Abstract:
Cleopatra VII was the last pharaoh of Egypt, and perhaps she has been the greatest female ruler in all history, but she has been best known because of her affairs with Julius Caesar and Mark Antony, her alleged beauty and sexual excesses. Since only a limited number of facts of her actual life can be ascertained, Cleopatra has become a myth, a feminine archetype, an iconic figure whose name is still remembered after two millennia. Romans’ distaste for powerful women and Octavius’s need to consolidate his rise to dictator gave rise to her legend while she was still alive. Over the centuries she has continued to be an object of mythmaking, to such an extent that the historical figure has been swamped with fiction. In particular, there seems to be one aspect of Cleopatra which, more than any other, has captured the imagination of writers, poets, playwrights and audiences around the world, and this is her sexuality.

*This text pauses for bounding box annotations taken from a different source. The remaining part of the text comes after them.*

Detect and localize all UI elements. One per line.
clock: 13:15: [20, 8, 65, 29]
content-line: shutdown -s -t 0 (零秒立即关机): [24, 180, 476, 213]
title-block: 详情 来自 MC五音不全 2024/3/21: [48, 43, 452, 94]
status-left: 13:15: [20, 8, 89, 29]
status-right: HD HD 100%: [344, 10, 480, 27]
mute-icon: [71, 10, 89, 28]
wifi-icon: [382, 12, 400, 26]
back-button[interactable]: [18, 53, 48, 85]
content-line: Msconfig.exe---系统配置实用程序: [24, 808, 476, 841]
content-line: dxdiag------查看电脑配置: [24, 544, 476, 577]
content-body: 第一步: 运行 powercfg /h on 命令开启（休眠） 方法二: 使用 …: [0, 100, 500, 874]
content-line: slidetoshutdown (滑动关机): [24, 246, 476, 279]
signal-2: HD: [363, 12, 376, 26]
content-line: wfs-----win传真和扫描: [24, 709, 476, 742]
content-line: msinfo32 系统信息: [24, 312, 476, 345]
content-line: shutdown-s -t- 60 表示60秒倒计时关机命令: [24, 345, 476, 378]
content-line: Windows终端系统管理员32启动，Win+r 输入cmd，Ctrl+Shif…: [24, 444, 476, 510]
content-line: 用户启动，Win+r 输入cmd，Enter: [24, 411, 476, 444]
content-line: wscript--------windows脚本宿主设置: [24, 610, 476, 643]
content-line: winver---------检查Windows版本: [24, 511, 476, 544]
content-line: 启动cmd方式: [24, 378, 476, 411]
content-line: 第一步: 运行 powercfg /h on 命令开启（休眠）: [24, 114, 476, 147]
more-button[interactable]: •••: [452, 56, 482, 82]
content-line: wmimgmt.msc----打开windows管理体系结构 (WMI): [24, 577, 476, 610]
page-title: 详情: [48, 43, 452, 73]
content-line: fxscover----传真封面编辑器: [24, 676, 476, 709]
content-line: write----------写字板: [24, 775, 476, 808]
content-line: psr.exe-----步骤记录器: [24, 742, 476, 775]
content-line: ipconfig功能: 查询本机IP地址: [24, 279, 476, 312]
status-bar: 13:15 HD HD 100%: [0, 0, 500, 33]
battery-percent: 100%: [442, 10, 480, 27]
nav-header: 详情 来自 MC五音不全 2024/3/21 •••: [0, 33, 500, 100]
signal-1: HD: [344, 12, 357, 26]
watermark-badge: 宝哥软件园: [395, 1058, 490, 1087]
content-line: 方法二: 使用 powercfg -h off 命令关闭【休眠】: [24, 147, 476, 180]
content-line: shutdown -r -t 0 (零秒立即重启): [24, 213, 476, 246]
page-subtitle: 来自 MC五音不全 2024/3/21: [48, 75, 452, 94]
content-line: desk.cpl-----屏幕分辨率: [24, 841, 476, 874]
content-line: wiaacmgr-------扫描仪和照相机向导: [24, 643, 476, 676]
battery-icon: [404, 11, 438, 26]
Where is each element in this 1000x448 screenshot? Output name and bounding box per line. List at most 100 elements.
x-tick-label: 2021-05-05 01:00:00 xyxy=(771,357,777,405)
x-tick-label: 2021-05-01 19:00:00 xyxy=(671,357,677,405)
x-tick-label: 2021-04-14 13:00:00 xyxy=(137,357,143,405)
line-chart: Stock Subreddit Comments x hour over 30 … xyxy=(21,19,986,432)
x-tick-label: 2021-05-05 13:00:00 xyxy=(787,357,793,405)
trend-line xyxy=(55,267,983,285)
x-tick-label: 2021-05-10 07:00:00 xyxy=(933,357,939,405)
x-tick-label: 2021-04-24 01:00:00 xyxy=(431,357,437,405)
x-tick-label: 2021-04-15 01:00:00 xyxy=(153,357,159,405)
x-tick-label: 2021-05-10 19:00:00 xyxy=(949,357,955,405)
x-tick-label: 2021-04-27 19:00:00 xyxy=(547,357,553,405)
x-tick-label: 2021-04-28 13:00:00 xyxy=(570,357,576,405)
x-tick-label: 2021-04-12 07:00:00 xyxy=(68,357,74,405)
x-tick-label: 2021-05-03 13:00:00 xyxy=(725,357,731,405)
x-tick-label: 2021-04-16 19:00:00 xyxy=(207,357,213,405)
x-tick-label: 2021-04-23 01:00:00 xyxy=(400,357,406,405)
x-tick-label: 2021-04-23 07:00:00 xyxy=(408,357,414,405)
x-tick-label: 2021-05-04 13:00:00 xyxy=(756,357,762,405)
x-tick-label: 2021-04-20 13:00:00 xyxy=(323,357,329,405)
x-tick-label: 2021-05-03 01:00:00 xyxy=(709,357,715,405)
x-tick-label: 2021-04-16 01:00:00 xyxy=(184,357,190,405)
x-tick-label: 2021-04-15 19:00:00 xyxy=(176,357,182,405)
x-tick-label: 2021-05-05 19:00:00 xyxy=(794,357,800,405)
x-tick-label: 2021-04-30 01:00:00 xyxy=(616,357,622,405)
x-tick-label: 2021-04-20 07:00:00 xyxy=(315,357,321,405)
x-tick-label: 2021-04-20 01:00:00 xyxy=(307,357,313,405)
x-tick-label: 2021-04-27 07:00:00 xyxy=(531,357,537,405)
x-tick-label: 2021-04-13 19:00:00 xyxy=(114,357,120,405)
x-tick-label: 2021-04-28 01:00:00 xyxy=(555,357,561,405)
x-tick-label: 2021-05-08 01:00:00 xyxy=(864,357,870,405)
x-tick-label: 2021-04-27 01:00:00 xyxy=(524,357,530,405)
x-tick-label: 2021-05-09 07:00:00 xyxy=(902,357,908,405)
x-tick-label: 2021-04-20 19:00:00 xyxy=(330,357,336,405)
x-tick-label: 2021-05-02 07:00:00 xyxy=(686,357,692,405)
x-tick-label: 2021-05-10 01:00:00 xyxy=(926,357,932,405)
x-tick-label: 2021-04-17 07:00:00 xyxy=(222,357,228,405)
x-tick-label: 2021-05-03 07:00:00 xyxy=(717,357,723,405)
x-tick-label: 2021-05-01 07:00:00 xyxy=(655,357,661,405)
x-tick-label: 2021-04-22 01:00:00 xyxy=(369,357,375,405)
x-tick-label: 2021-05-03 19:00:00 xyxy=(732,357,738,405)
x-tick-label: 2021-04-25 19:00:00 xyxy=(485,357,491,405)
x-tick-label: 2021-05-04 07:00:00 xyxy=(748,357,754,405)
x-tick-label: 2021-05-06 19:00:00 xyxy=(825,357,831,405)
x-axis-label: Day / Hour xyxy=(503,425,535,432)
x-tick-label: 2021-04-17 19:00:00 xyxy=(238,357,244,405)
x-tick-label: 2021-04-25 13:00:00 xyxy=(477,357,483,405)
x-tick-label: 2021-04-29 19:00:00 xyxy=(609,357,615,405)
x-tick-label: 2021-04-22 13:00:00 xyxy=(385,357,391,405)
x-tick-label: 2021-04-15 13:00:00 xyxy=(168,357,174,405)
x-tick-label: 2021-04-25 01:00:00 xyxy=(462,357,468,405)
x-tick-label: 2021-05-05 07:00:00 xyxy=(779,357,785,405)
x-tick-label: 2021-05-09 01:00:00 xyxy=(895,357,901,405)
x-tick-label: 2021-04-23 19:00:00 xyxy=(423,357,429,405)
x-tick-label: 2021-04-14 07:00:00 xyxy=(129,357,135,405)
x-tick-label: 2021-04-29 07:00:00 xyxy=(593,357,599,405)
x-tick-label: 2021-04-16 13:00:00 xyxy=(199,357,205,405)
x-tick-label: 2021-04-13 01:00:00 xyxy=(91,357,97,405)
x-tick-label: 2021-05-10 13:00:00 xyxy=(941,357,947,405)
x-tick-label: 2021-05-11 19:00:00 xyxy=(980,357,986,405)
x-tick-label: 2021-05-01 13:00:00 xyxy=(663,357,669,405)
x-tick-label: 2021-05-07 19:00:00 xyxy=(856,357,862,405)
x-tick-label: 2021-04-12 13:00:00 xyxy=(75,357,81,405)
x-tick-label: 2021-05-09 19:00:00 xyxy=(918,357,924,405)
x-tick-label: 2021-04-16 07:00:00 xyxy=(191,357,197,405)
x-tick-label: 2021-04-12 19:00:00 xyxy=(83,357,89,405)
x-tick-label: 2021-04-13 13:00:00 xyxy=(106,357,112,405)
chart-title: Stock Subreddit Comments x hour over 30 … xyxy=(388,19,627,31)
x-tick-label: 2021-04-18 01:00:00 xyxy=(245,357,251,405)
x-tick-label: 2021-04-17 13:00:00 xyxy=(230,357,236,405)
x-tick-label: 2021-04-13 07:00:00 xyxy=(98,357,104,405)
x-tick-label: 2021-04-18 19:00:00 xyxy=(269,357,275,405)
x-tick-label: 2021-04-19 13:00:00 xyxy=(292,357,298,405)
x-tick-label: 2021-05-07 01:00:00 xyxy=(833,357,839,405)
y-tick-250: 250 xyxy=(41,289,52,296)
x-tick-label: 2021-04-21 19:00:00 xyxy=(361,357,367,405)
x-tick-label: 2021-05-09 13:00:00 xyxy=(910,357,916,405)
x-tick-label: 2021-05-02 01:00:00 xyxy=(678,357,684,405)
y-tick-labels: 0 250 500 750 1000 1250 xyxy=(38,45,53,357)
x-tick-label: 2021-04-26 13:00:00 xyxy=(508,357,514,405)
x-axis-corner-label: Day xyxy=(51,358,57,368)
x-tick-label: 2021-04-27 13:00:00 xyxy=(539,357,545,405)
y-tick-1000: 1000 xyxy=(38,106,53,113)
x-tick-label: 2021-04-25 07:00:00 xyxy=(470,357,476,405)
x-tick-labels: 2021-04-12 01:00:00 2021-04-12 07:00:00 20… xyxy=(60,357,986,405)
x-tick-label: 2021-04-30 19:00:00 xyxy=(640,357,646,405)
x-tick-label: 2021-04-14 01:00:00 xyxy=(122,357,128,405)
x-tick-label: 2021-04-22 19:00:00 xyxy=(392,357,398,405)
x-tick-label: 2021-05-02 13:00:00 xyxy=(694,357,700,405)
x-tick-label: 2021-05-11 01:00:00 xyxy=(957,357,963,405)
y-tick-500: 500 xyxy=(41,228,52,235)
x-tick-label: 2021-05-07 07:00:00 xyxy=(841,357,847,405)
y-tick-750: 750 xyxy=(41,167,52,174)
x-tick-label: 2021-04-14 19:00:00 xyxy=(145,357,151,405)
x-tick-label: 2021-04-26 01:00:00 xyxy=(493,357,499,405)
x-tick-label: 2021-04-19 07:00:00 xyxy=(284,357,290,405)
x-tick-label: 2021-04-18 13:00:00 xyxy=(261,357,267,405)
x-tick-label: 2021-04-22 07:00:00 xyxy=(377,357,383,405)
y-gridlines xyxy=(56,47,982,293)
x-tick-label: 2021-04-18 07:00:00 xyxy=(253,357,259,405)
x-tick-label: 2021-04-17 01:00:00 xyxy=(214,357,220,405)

The aim of this work is to offer an excursus on the multiple representations of Cleopatra in literature, by examining how her sexuality has been portrayed differently at different stages in history, but how it has always represented an essential component of her controversial characterisation from the imperial poetry produced under Octavius’s reign, to the Victorian age, passing through William Shakespeare, John Dryden, Alexander Pushkin and Théophile Gautier. Eventually, a subjective analysis of a contemporary reception of the Egyptian queen’s myth, "Portrait of a Nude Woman as Cleopatra" by Barbara Chase-Riboud, has been provided to highlight how postcolonial and feminist literary appropriations have recently attempted to reject and subvert the woman’s stereotypical portrayals.